Replace [Ss]commaaccent with [Ss]cedilla as required for Turkic languages

rosettatype / hyperglot

Hyperglot: a database and tools for detecting language support in fonts

http://hyperglot.rosettatype.com

GNU General Public License v3.0

162 stars 22 forks source link

Replace [Ss]commaaccent with [Ss]cedilla as required for Turkic languages #72

Closed alerque closed 2 years ago

alerque commented 2 years ago

Closes #71

alerque commented 2 years ago

This is much more messed up than this PR corrects. The Romanian derivations seem to have the correct alternates, but all the Turkic ones are messed up in one way or another.

MrBrezina commented 2 years ago

Thank you, Caleb. We will merge this in and set up a new issue (and investigation) in the other Turkic languages. cc: @kontur

MrBrezina commented 2 years ago

@alerque you have actually corrected this in the Latin Plus which was there only for reference. The database is in lib/hyperglot/hyperglot.yaml. I can edit it myself, no problem.

kontur commented 2 years ago

Happy for a PR on this, but let's not change the original reference data; if anything, we can add a corrected version of the latin plus data set, if it has been addressed there.

Presumably this applies to Turkish and Ottoman Turkish — any others?

alerque commented 2 years ago

Yes, others. I started going down the rabbit hole farther after opening this and edited some of the YAML files. I'll push that commit here just so it isn't lost, but it is incomplete.

I'd be happy to make the fix for real if you let me know which data set is canonical vs. which are derived.

At the very least Turkish, Ottoman Turkish, Gagavuz, Kurdish (Latin), and Turkmen are affected, but that isn't an exhaustive search. I stopped looking when I realized that there were so many and I didn't know what data I was supposed to be editing.

kontur commented 2 years ago

hyperglot.yaml is the source of truth :)

If you have the package installed you can also run hyperglot-validate (checks the data in the yaml) and hyperglot-save (enforces some sortings and for example mark related things).

Happy to answer questions or give pointers. We appreciate you input 👍

alerque commented 2 years ago

In that case let me co through the YAML file a bit more and clean up the bits I'm sure of and maybe comment on some ones I suspect.
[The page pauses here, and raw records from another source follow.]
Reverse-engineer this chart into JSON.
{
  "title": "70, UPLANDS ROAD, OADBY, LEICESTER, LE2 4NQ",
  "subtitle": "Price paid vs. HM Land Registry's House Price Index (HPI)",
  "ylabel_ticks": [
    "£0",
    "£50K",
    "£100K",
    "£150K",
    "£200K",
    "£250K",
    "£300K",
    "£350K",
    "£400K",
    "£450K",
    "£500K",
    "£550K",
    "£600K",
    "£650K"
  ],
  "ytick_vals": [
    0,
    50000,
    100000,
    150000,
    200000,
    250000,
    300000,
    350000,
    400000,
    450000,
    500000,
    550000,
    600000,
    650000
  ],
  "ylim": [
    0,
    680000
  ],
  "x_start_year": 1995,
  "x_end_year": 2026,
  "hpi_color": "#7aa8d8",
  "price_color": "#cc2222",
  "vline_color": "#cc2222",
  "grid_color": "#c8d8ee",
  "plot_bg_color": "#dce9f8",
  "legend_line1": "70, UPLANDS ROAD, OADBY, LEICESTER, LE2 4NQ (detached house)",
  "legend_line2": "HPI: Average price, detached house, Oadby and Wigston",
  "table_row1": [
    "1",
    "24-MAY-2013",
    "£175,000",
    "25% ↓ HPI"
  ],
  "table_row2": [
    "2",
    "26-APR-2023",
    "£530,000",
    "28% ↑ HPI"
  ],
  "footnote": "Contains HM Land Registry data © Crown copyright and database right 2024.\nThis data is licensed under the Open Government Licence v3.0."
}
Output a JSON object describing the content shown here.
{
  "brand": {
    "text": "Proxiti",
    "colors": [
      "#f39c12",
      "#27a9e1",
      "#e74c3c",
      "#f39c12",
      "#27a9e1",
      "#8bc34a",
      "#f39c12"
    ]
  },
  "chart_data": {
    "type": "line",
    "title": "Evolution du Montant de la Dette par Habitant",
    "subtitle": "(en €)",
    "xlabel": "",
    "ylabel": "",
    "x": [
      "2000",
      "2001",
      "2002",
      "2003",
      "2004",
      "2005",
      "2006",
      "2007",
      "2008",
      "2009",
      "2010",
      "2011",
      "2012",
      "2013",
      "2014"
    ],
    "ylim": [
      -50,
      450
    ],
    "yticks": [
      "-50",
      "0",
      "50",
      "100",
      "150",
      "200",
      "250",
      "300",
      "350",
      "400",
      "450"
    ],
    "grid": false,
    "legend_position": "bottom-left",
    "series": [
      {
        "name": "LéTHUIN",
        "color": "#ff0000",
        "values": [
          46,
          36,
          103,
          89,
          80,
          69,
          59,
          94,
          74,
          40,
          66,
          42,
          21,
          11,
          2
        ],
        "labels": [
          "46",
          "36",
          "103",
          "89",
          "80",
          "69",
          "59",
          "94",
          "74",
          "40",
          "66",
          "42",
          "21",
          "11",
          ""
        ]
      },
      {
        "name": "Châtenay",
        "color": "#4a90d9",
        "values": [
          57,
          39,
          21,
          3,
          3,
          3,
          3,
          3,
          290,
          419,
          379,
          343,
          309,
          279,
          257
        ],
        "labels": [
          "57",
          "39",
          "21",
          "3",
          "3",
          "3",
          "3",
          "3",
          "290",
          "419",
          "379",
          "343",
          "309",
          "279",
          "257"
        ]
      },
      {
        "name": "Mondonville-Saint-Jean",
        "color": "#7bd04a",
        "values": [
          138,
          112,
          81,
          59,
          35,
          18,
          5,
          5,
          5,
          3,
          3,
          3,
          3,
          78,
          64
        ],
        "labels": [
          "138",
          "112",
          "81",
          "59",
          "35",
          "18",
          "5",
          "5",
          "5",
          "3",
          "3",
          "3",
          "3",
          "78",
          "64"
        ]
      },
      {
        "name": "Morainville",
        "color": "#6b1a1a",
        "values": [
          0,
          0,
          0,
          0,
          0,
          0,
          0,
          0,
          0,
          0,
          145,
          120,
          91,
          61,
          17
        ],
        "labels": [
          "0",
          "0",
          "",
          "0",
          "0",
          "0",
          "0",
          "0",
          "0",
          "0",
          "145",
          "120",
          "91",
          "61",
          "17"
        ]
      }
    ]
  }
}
I'll force-push and tag for review when that's done.

alerque commented 2 years ago

I have updated this PR to be the two bits I'm pretty confident on.

For Ottoman Turkish the glyph list is just completely foobared as far as I can tell. To the best of my knowledge there are three common ways to Romanize Ottoman Turkish: using the modern Turkish orthography, using the IJMES transliteration system, or using the ALA- LC rules shown in the chart on Wikipedia.

The glyph list in the hyperglot data set are is a jumble of all three with some from each. This PR should complete the set for using modern Turkish (although it might be better to accomplish that with an include rather than listing them again). It also includes fragments from the other two, but neither are complete. I don't know what the goal is here. List all of them from all popular competing Romanization schemes? Anyway I left that for another commit or PR so that this one can get reviewed and moved along since the error in modern Turkish is pretty bad.

kontur commented 2 years ago

Thanks. I think for both Turkish and Ottoman Turkish (and probably others we can identify) the requirement for base should be current established norm, so using the cedilla-variants.

I think it would be useful to include the comma-variants as auxiliary to do justice to the reality that those may be encountered when typesetting those languages. At the same time, this would denote the cedilla-variants as preferred. I can add this when merging the PR next week, or feel free to add this still.

The Ottoman transliteration is or should be based on https://www.cambridge.org/core/journals/international-journal-of-middle-east-studies/information/author-resources/ijmes-translation-and-transliteration-guide — this should be added as an actual source in the yaml, not just as note. I will cross-check against e.g. https://www.cambridge.org/core/services/aop-file-manager/file/57d83390f6ea5a022234b400/TransChart.pdf to un-foobar it, if it currently is.

kontur commented 2 years ago

Thanks again @alerque for the contribution. The changes to Turkish are now published in 0.3.8 as well as on the Hyperglot website. We'll review the other related languages bit by bit.